Dans la capitale française, alors que le pays est l’un des cinq au monde les plus affectés par le coronavirus, des initiatives personnelles ou associatives, des soignants dévoués font face à la crise.
Reportage aux côtés de ceux qui souhaitent aider leur prochain, malgré les risques qu’ils encourent.
Photographies et textes d’Adrienne Surprenant.

En France, près de 20 000 personnes sont mortes de la COVID-19, et plus de 150 000 personnes ont été déclarées positives au virus, sur une population deux fois supérieure à celle du Canada. Le président français Emmanuel Macron a annoncé une levée progressive du confinement à partir du 11 mai.

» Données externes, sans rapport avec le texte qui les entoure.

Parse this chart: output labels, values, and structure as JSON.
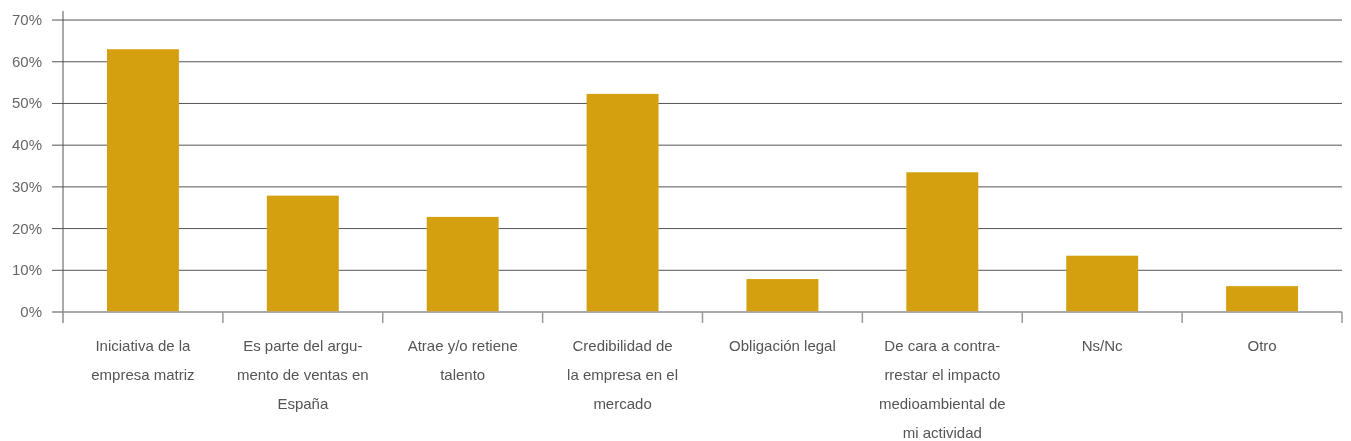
{
  "chart_data": {
    "type": "bar",
    "categories": [
      "Iniciativa de la\nempresa matriz",
      "Es parte del argu-\nmento de ventas en\nEspaña",
      "Atrae y/o retiene\ntalento",
      "Credibilidad de\nla empresa en el\nmercado",
      "Obligación legal",
      "De cara a contra-\nrrestar el impacto\nmedioambiental de\nmi actividad",
      "Ns/Nc",
      "Otro"
    ],
    "values": [
      63,
      27.9,
      22.8,
      52.3,
      7.9,
      33.5,
      13.5,
      6.2
    ],
    "color": "#d4a010",
    "ylim": [
      0,
      72
    ],
    "yticks": [
      {
        "value": 0,
        "label": "0%"
      },
      {
        "value": 10,
        "label": "10%"
      },
      {
        "value": 20,
        "label": "20%"
      },
      {
        "value": 30,
        "label": "30%"
      },
      {
        "value": 40,
        "label": "40%"
      },
      {
        "value": 50,
        "label": "50%"
      },
      {
        "value": 60,
        "label": "60%"
      },
      {
        "value": 70,
        "label": "70%"
      }
    ],
    "grid": "y"
  }
}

Émilie, 24 ans, est étudiante en langue des signes. Ses cours arrêtés, elle a pu accroître ses disponibilités auprès de la Protection Civile, qui vient en aide aux plus démunis. De façon volontaire, elle et ses collègues sont envoyés par le SAMU (une variante française d’Urgences-santé), pour effectuer un transport vers les urgences de potentiels cas de COVID-19. « Je ne suis pas stressée, parce qu’on est bien équipés, dit-elle. J’ai surtout une grande envie d’aider. »

La Protection Civile et le SAMU transportent une dame à l’hôpital, car elle a des antécédents cardiaques. Concierge de l’immeuble, elle était exposée au virus quotidiennement.

Un homme se trouve en réanimation depuis plus de deux semaines à la clinique Ambroise Paré. Cette clinique privée a, en 48 heures, triplé ses capacités de réanimation, il y a trois semaines, afin de se joindre à l’effort de la santé publique pour faire face à la pandémie.

Dans un coma artificiel depuis 12 jours, un homme d’une cinquantaine d’années est pris en charge à la clinique Ambroise Paré. Quand des plaies de lit causées par l’immobilité apparaissent, elles sont pansées avec soin. Les bains de bouche et une multitude d’autres gestes cliniques sont essentiels pour éviter des infections qui aggraveraient les cas.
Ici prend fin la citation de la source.